Acompanhado pela imprensa do mundo inteiro, o affaire serviu de
publicidade ao Mediapart, que viu aumentar vertiginosamente o número de
assinantes, ávidos por poderem ler a íntegra das matérias exclusivas
oferecidas aos leitores dia após dia. Atualmente, dos 25 jornalistas que
fazem o Mediapart, cerca de 15 trabalham somente na cobertura do affaire.
O caso Bettencourt sacode a République há vários dias. Os jornais franceses
não falam de outra coisa, as revistas semanais disputam quem vai dar o
melhor furo e a televisão segue todos os fatos diariamente.

Para um brasileiro, não há como não pensar no caso Collor-PC, guardadas as
devidas proporções.
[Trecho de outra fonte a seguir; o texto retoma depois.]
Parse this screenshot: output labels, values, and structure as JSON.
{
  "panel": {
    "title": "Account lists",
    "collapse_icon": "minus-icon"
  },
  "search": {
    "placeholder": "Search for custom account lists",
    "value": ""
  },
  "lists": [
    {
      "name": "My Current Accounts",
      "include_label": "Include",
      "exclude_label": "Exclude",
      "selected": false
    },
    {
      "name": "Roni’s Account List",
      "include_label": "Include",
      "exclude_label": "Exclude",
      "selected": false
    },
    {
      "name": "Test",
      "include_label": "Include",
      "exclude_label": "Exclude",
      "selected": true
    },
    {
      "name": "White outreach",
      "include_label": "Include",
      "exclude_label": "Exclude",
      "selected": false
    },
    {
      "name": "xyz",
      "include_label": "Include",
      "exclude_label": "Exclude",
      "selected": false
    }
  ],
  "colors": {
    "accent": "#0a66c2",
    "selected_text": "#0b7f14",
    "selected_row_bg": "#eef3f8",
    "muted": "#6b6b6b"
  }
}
Sarkozy não é Collor, Woerth não é PC, mas o affaire
pode vir a prejudicar os planos de reeleição em 2012. O presidente não está
ameaçado por um impeachment, figura jurídico-constitucional inexistente na
França, mas suas chances de novo mandato podem estar sendo
definitivamente enterradas com o caso Woerth-Bettencourt, que mistura
financiamento ilegal de campanha política com acúmulo de funções
eticamente incompatíveis.

O atual ministro do Trabalho e ex-ministro do Planejamento (Budget, em
francês) é o tesoureiro do partido do presidente (UMP) desde 2003. Woerth,
cuja mulher trabalhava na empresa que administra os bens da bilionária,
teria fechado os olhos para a evasão fiscal praticada em larga escala pelos
administradores da fortuna pessoal da dona da L’Oréal. Além do mais, teria
recebido dinheiro vivo para a campanha presidencial e teria empregado a
mulher, graças a sua influência. De quebra, agraciou com uma das mais
prestigiosas condecorações da République o big boss da empresa que
administra a fortuna de Madame Bettencourt, Patrice De Maistre.

Dinheiro e pudor

O escândalo é uma mancha na imagem do presidente Sarkozy, que prometeu
em campanha um governo de transparência total, de probidade inatacável. A
cada dia, Edwy Plenel e seus jornalistas têm novas revelações incômodas
para o poder. Todos os ministros correram para socorrer Sarkozy, acusado
de ter financiado sua campanha com dinheiro doado acima dos limites
fixados na lei (apenas 7.500 euros por ano por doador). Alguns deles
optaram pelo ataque e tentam desqualificar Plenel. O atual secretário-geral
da UMP, Xavier Bertrand, criticou o site dizendo que ele utiliza "métodos
fascistas". O Mediapart entrou imediatamente com uma ação de injúria e
difamação.

"Os franceses não gostam de dinheiro, detestam especialmente o dinheiro do
vizinho e execram os ricos". Para Alain Duhamel, um dos mais antigos
comentaristas políticos da imprensa francesa (ele trabalha na televisão e no
rádio há mais de 35 anos e escreve uma crônica política semanal no
Libération), o despudor de Nicolas Sarkozy, que ele vê como um
"descomplexado do dinheiro", choca os franceses. Segundo Duhamel, na
França o dinheiro é visto, na melhor das hipóteses, como um mal necessário.
Na pior das hipóteses, como um veneno que corrompe toda a sociedade.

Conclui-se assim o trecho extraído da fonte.